Drawing on the late Joanna Macy’s influential framework, The Work That Reconnects, the episode revisits the “three stories of our time”:

  1. Business as Usual – the narrative that everything is largely fine, and that incremental improvements will solve our challenges.
  2. The Great Unraveling – the recognition that our systems are collapsing, and that the future looks bleak.
  3. The Great Turning – the belief that humanity is at a pivotal crossroads, with the chance to transition towards regenerative, sustainable systems.

Responses to a recent TikTok post about these narratives showed most people felt caught between stories two and three: aware of unraveling, but yearning for transformation. That tension raises the question—what’s holding us back from embracing story three more fully?

What Is Moral Imagination?

Moral imagination, at its core, is the capacity to envision alternatives: to see the consequences of our actions, empathize beyond our immediate circle, and imagine futures that could be otherwise. Philosopher Mark Johnson describes it as “the ability to imaginatively discern various possibilities for acting in a given situation and to envision the potential help and harm that are likely to result from a given action” (Stanford Encyclopedia of Philosophy).

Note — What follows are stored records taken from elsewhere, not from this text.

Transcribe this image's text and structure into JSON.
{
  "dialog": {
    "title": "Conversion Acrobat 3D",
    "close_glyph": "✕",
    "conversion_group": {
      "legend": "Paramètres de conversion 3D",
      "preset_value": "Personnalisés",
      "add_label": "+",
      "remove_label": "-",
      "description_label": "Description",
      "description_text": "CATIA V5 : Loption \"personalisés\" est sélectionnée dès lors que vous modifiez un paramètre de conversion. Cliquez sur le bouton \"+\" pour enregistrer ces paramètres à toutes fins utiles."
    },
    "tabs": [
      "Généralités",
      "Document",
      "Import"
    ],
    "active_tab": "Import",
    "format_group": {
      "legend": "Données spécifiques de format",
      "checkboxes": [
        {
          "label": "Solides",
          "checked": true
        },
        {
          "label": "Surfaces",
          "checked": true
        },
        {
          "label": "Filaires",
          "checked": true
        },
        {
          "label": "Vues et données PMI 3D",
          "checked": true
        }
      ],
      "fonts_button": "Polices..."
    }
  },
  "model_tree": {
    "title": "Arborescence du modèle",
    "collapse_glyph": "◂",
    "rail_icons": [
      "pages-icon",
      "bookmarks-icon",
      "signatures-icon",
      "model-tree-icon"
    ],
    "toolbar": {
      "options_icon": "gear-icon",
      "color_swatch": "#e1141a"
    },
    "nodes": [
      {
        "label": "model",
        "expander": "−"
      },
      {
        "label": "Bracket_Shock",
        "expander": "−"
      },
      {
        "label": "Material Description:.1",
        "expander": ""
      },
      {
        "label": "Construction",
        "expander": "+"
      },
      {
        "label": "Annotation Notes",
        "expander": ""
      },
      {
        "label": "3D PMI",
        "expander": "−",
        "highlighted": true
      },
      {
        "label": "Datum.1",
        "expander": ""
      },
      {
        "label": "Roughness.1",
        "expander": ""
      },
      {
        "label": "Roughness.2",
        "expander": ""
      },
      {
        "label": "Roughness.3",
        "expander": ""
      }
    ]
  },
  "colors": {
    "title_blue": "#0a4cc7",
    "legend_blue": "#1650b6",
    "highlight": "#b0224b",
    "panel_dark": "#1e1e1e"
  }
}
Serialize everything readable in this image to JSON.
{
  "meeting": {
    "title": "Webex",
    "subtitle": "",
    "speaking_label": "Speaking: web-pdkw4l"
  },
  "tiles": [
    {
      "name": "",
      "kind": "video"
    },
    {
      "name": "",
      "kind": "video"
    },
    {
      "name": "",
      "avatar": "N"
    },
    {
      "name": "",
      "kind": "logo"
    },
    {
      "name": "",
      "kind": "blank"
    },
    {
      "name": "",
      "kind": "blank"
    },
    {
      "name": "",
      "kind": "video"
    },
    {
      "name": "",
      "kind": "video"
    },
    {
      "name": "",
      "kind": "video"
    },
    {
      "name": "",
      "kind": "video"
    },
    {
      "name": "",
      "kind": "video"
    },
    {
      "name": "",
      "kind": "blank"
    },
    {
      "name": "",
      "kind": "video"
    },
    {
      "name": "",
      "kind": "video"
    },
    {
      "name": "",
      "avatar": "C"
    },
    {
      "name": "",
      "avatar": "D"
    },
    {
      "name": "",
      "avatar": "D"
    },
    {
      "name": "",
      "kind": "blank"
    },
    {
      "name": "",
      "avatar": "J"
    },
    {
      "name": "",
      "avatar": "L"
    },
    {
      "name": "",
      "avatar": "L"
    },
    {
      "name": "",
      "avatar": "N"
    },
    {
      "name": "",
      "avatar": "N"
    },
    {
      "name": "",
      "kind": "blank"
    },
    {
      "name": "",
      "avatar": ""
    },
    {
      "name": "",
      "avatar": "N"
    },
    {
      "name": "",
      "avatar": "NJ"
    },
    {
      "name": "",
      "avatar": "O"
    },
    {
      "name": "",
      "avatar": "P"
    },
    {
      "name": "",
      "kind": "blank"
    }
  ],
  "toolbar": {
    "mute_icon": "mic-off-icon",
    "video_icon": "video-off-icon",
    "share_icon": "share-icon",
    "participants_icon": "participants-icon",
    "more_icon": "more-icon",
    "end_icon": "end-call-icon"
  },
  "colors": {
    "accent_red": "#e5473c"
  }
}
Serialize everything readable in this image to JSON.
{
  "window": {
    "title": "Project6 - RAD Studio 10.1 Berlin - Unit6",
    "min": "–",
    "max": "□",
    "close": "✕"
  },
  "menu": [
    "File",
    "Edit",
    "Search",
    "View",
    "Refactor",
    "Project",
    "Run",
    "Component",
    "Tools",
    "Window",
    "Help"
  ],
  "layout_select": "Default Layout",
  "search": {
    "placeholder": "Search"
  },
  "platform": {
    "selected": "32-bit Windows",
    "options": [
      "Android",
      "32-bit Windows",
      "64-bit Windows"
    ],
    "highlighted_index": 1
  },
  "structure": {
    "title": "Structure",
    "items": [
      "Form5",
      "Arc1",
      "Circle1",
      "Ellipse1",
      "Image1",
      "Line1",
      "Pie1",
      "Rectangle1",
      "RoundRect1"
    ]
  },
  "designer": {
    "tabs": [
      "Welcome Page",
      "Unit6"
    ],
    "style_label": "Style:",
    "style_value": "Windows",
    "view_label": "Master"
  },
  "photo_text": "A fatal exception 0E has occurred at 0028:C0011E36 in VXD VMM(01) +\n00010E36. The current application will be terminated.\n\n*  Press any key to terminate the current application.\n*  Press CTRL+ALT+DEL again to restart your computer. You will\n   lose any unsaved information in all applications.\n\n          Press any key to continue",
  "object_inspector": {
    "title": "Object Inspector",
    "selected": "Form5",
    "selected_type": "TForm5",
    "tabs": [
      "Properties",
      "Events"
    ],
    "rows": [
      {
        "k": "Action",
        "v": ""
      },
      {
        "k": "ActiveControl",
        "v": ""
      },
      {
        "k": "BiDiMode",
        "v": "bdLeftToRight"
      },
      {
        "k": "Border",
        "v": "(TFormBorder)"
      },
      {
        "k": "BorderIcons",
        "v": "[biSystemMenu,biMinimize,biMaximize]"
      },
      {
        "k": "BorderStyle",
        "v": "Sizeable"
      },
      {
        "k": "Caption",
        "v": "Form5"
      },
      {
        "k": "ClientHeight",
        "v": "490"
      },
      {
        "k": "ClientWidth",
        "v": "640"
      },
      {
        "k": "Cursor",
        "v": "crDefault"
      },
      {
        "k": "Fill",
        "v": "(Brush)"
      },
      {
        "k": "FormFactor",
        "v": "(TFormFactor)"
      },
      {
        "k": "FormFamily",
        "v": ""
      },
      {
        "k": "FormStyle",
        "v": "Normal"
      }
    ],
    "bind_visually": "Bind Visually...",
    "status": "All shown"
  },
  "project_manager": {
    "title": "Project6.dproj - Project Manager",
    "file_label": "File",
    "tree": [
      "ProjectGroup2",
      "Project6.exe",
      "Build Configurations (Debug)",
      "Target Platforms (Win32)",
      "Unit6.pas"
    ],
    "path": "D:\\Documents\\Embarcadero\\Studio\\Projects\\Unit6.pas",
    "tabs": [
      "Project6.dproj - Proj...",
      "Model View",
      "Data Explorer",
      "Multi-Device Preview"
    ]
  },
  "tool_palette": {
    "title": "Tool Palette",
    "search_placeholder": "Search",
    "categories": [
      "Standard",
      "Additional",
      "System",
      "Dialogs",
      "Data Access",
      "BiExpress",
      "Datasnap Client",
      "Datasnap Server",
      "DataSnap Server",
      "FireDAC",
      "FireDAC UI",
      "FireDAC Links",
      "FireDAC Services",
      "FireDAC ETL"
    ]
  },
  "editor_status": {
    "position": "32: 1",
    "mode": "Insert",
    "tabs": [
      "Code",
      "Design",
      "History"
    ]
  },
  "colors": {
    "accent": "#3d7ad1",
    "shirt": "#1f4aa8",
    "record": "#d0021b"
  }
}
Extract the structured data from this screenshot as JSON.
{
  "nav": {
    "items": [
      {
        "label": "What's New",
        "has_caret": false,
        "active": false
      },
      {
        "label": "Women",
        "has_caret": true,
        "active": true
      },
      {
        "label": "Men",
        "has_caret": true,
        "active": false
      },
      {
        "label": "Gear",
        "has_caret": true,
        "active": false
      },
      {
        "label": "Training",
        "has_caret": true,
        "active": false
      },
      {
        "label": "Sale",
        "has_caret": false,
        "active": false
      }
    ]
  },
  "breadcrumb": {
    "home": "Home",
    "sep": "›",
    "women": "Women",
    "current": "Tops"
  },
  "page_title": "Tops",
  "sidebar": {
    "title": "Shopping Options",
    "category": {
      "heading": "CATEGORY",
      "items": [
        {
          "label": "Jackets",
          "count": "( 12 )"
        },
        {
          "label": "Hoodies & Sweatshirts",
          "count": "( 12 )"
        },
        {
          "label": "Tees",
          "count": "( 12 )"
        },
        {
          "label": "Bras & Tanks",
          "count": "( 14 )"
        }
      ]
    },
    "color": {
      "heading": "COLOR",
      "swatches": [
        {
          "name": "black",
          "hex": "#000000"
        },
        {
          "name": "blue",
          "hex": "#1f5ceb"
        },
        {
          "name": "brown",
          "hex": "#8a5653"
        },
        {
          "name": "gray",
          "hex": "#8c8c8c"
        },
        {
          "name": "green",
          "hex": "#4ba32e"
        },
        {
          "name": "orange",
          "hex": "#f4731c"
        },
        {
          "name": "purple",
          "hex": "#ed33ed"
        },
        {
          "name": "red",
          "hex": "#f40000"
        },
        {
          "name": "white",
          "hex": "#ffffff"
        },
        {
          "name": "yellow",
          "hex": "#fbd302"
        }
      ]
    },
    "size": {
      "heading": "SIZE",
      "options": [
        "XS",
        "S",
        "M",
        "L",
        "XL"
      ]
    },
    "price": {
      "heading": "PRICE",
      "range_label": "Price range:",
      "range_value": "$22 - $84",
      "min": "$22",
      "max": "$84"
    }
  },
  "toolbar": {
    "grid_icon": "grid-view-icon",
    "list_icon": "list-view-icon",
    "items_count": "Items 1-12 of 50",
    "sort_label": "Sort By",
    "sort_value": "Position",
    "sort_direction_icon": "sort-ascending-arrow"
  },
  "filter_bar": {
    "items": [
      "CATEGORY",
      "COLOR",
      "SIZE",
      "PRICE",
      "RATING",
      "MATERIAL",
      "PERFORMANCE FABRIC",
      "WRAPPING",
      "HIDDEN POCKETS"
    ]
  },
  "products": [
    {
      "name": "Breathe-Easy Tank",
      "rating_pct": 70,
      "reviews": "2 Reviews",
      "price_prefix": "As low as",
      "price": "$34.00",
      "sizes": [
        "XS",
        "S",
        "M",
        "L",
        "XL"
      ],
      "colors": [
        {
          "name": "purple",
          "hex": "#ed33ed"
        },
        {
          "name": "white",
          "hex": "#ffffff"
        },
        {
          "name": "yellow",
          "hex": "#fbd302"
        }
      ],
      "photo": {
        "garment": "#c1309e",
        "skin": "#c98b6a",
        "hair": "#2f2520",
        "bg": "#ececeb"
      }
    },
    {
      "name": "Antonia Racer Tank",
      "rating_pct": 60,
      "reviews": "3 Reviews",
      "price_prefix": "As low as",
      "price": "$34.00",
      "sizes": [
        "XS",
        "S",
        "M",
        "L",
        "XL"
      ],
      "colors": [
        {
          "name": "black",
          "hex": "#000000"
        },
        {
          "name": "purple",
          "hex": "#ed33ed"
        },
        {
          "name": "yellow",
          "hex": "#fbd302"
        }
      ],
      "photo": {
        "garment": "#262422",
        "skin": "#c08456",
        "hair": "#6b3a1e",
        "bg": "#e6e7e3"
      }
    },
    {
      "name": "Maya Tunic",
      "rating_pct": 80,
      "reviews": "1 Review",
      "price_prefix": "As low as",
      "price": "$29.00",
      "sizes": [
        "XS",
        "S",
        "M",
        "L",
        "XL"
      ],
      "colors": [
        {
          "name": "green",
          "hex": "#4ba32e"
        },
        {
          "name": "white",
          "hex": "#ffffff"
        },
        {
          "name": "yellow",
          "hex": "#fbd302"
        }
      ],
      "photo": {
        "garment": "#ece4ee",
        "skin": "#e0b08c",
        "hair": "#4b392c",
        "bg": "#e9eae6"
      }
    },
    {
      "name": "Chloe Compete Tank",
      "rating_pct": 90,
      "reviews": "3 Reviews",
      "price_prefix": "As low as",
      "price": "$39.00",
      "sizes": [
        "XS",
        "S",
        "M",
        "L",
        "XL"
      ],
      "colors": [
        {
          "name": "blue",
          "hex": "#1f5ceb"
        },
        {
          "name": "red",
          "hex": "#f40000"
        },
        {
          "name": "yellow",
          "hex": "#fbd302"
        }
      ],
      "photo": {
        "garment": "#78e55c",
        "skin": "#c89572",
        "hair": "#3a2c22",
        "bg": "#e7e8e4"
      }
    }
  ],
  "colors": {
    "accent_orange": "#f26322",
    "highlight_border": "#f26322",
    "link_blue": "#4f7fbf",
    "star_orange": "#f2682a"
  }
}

But as the episode highlights, moral imagination isn’t just an intellectual exercise. It’s also a social practice—one that demands long-term thinking, ecological awareness, and the courage to collaborate across differences.

Why We Struggle to Imagine Alternatives

Several barriers limit moral imagination today:

  • Short-termism: Political cycles and quarterly profits push decision-making toward immediate gains rather than future flourishing.
  • Human-centered thinking: By seeing ourselves as separate from nature, we miss the reality that our wellbeing is interwoven with ecological systems (UN Environment Programme).
  • Scarcity and competition: A mindset shaped by rivalry and budget constraints narrows what feels possible.
  • Hierarchical leadership: Concentrated power often silences diverse perspectives that could spark innovative solutions.

As the podcast argues, shifting toward collaboration, distributive leadership, and even recognizing nature as a stakeholder—as some legal systems now do by granting rights to rivers and forests (Earth Law Center)—can expand the horizons of what we collectively imagine.

From Unraveling to Turning

The challenge, then, is not only to critique the unraveling but to practice living the Great Turning. That means cultivating communities where moral imagination can thrive—spaces where people can learn, experiment, and co-create futures beyond scarcity and fear.

As Tiyana J reflects in the episode, part of the work ahead may be improving our “social change literacy”: helping more people recognize not only the protests and holding actions that resist collapse, but also the constructive, regenerative efforts quietly building new systems.

Imagining Forward

The stakes of moral imagination are not abstract. Whether we see ourselves as passengers on a sinking ship or pioneers of a turning tide will shape how we act in the present. As Macy urged, our task is to think in terms of generations, both past and future, and to orient our choices accordingly.

The question is whether we can widen our moral imagination enough to move decisively from unraveling toward turning—and, in doing so, bring the story of a regenerative future to life.